Retro sur le Sila 2022 : Les derniers arrivés, les mieux servis

Après 8 jours d’activités, de rencontres, de ventes-dédicaces, et d’affluence des visiteurs, la 25e édition du salon international du livre 2022 a pris fin, vendredi dernier. En dépit du mauvais temps, les visiteurs ont profité jusqu’au dernier jour pour s’offrir un livre ou découvrir les ouvrages exposés par les éditeurs.

Ces gens avaient plus d’une semaine pour se rendre à la Safex, toutefois, chacun avance ses motifs qui l’empêchaient de venir. En se baladant dans les allées du salon, au pavillon central, des visiteurs expriment leur satisfaction quant à la qualité des livres sur les plans technique et d’écriture. Laila, une férue de la littérature algérienne, a su où s’adresser. « Les maisons d’édition nationales à la fin du Sila font de petites réductions pour les anciennes publications. Quand j’ai découvert ces promotions intéressantes, je viens toujours à la clôture pour acheter un bon lot. Une aubaine surtout en ces temps de crise », estime-t-elle.
Au stand de l’Enag, des promotions relatives aux manuels scolaires et littérature infantile drainent beaucoup de monde. Des enfants et leurs parents font le plein. Content de ses petits  contes de fée, qu’il exhibe avec fierté, Rayane dit lire ces histoires et les passe pour ses jeunes frère et sœur. « Maman m’a offert 7 livres. Je vais commencer à les feuilleter tous et par la suite les lire. C’est une joie pour moi », confie-t-il. Pour sa mère, les réductions appliquées sont un salut surtout pour les écoliers et les étudiants. « la journée d’aujourd’hui n’apprête pas à sortir surtout que nous sommes à la veille du mois sacré du Ramadhan. Mais pour ne pas les décevoir, je les ai accompagnés. Mes enfants sont heureux d’avoir leurs livres. Je tente de les initier à la lecture », fait-elle savoir.

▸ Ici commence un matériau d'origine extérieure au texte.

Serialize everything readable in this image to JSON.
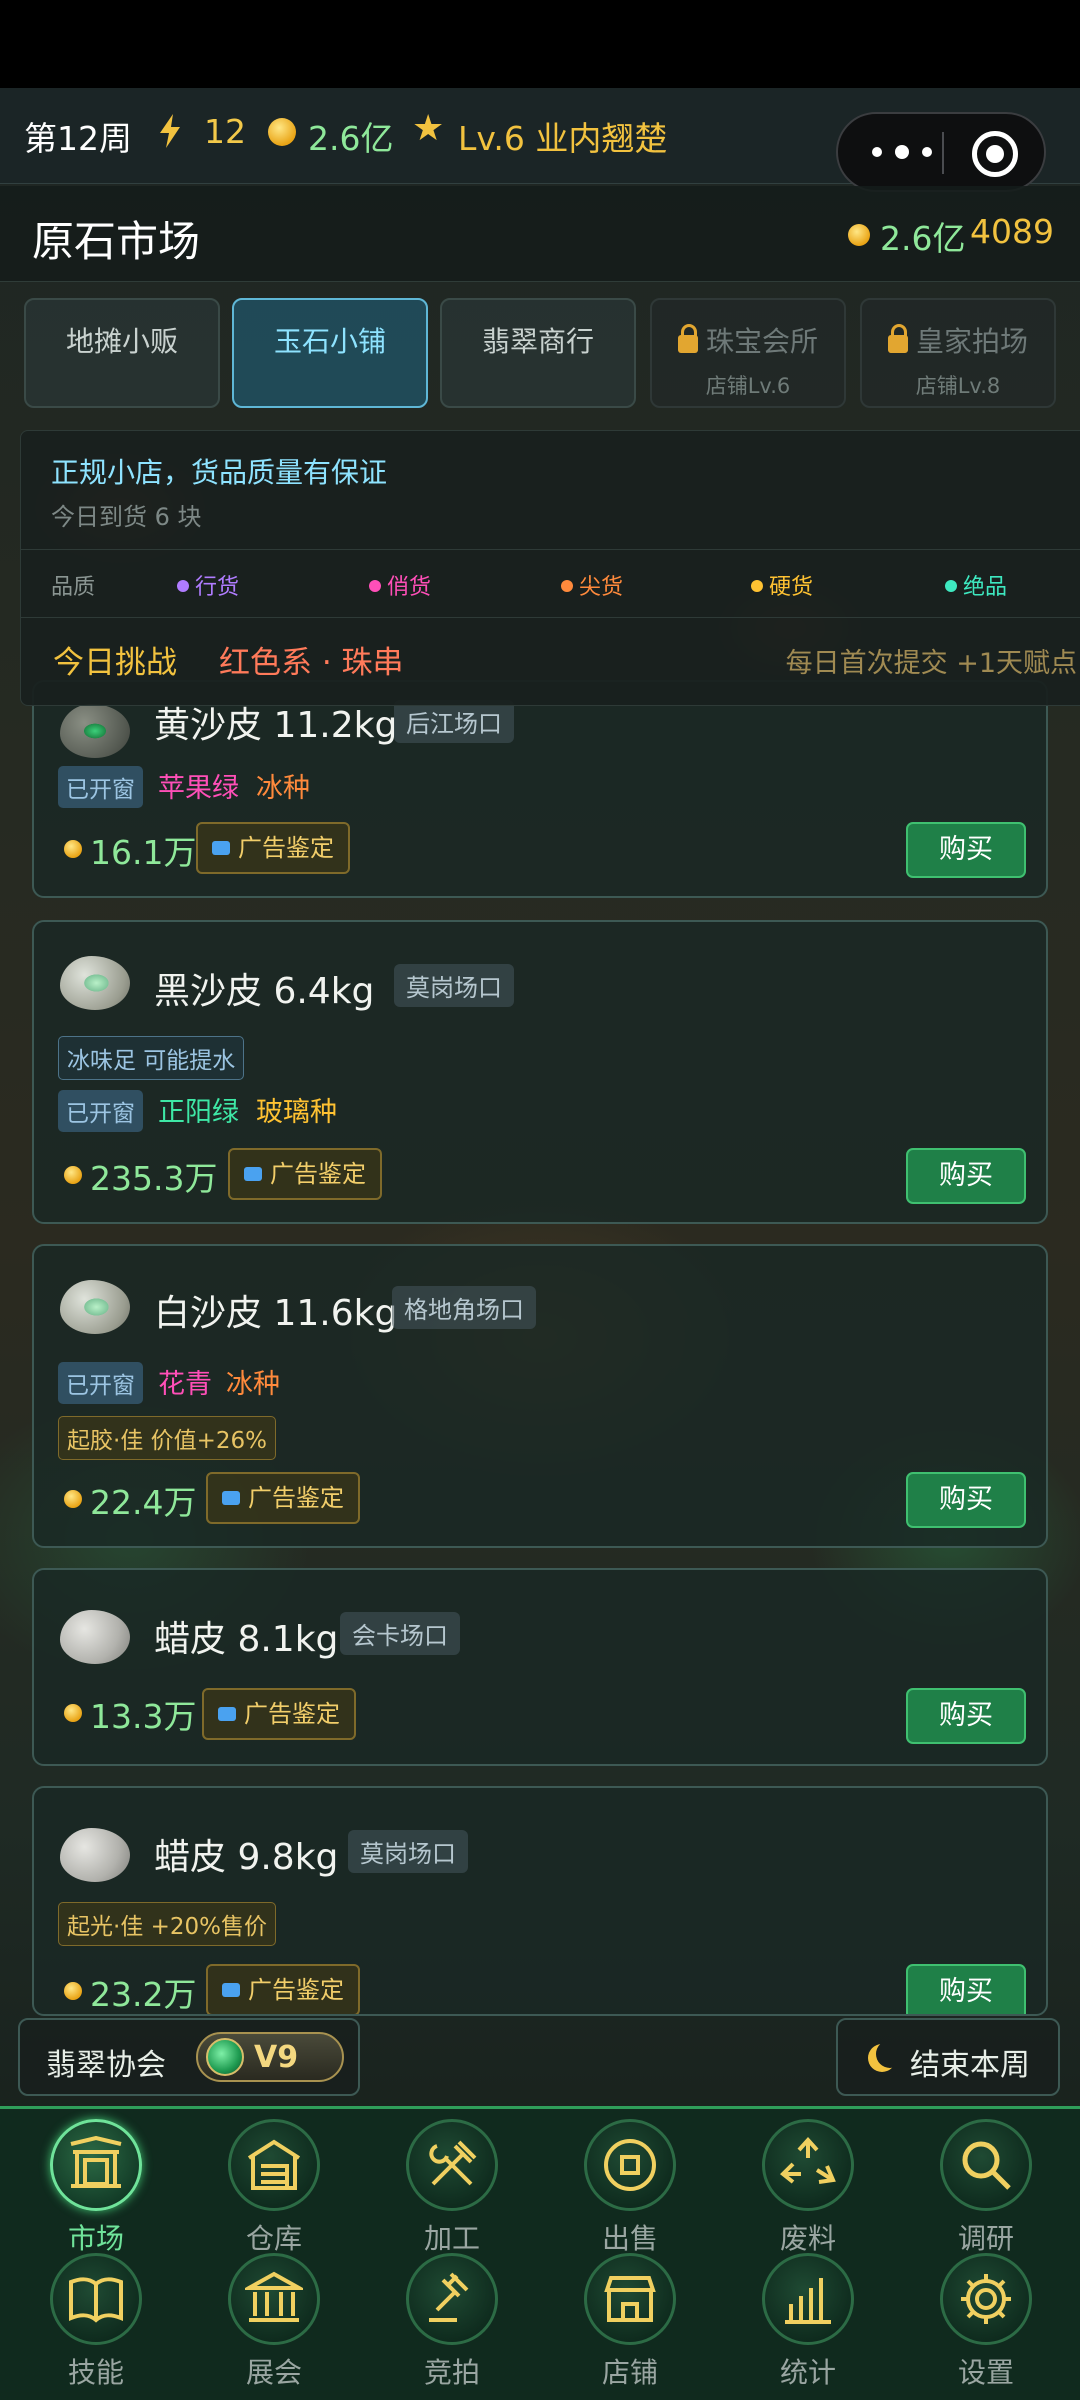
{
  "hud": {
    "week": "第12周",
    "energy": "12",
    "money": "2.6亿",
    "level": "Lv.6 业内翘楚"
  },
  "header": {
    "title": "原石市场",
    "money": "2.6亿",
    "points": "4089"
  },
  "tabs": [
    {
      "label": "地摊小贩",
      "sub": "",
      "locked": false,
      "active": false
    },
    {
      "label": "玉石小铺",
      "sub": "",
      "locked": false,
      "active": true
    },
    {
      "label": "翡翠商行",
      "sub": "",
      "locked": false,
      "active": false
    },
    {
      "label": "珠宝会所",
      "sub": "店铺Lv.6",
      "locked": true,
      "active": false
    },
    {
      "label": "皇家拍场",
      "sub": "店铺Lv.8",
      "locked": true,
      "active": false
    }
  ],
  "shop_info": {
    "description": "正规小店，货品质量有保证",
    "arrival": "今日到货 6 块",
    "quality_label": "品质",
    "qualities": [
      {
        "name": "行货",
        "color": "#b07cff"
      },
      {
        "name": "俏货",
        "color": "#ff4fb8"
      },
      {
        "name": "尖货",
        "color": "#ff8a3c"
      },
      {
        "name": "硬货",
        "color": "#ffc232"
      },
      {
        "name": "绝品",
        "color": "#3ee8c0"
      }
    ],
    "challenge_prefix": "今日挑战",
    "challenge_target": "红色系 · 珠串",
    "challenge_bonus": "每日首次提交 +1天赋点"
  },
  "stones": [
    {
      "name": "黄沙皮 11.2kg",
      "origin": "后江场口",
      "window": "已开窗",
      "color_tag": "苹果绿",
      "kind_tag": "冰种",
      "price": "16.1万",
      "ad": "广告鉴定",
      "buy": "购买"
    },
    {
      "name": "黑沙皮 6.4kg",
      "origin": "莫岗场口",
      "note": "冰味足 可能提水",
      "window": "已开窗",
      "color_tag": "正阳绿",
      "kind_tag": "玻璃种",
      "price": "235.3万",
      "ad": "广告鉴定",
      "buy": "购买"
    },
    {
      "name": "白沙皮 11.6kg",
      "origin": "格地角场口",
      "window": "已开窗",
      "color_tag": "花青",
      "kind_tag": "冰种",
      "bonus": "起胶·佳 价值+26%",
      "price": "22.4万",
      "ad": "广告鉴定",
      "buy": "购买"
    },
    {
      "name": "蜡皮 8.1kg",
      "origin": "会卡场口",
      "price": "13.3万",
      "ad": "广告鉴定",
      "buy": "购买"
    },
    {
      "name": "蜡皮 9.8kg",
      "origin": "莫岗场口",
      "bonus": "起光·佳 +20%售价",
      "price": "23.2万",
      "ad": "广告鉴定",
      "buy": "购买"
    }
  ],
  "colors": {
    "color_tag": "#ff4fb8",
    "kind_tag": "#ff8a3c",
    "accent_green": "#3fc070",
    "gold": "#f2c23f"
  },
  "association": {
    "label": "翡翠协会",
    "vip": "V9"
  },
  "end_week": "结束本周",
  "nav": [
    {
      "label": "市场",
      "icon": "market-gate-icon"
    },
    {
      "label": "仓库",
      "icon": "warehouse-icon"
    },
    {
      "label": "加工",
      "icon": "hammer-wrench-icon"
    },
    {
      "label": "出售",
      "icon": "coin-trade-icon"
    },
    {
      "label": "废料",
      "icon": "recycle-icon"
    },
    {
      "label": "调研",
      "icon": "magnifier-icon"
    },
    {
      "label": "技能",
      "icon": "book-icon"
    },
    {
      "label": "展会",
      "icon": "museum-icon"
    },
    {
      "label": "竞拍",
      "icon": "gavel-icon"
    },
    {
      "label": "店铺",
      "icon": "shop-icon"
    },
    {
      "label": "统计",
      "icon": "bar-chart-icon"
    },
    {
      "label": "设置",
      "icon": "gear-icon"
    }
  ]
}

Dans le pavillon Al Ahhagar, dédié aux enfants,  c’est le rush. Les exposants exposent au regards des bambins des livres, manuels et jeux éducatifs. « J’ai  laissé des plumes. Mes deux filles ont opté pour des puzzles, des jouets de cubes, des tableaux multicolores. J’espère qu’elles vont en prendre soin. Ils sont chers notamment ceux importés malgré les réductions de ces deux derniers jours », a soutenu la mère de famille.
Rencontré devant la salle Esprit Panaf, Allam, étudiant en littérature africaine, a exprimé sa déception quant à l’absence de plusieurs auteurs africains et européens. « Le Sila est un point de rencontres de plusieurs auteurs venus de différents horizons. Cette année est exceptionnelle en tous points de vue. Toutefois, je présume qu’il a été tenu pour offrir aux acteurs de l’édition une occasion d’écouler leur stocks de et présenter leurs nouveaux produits », a constaté notre interlocuteur.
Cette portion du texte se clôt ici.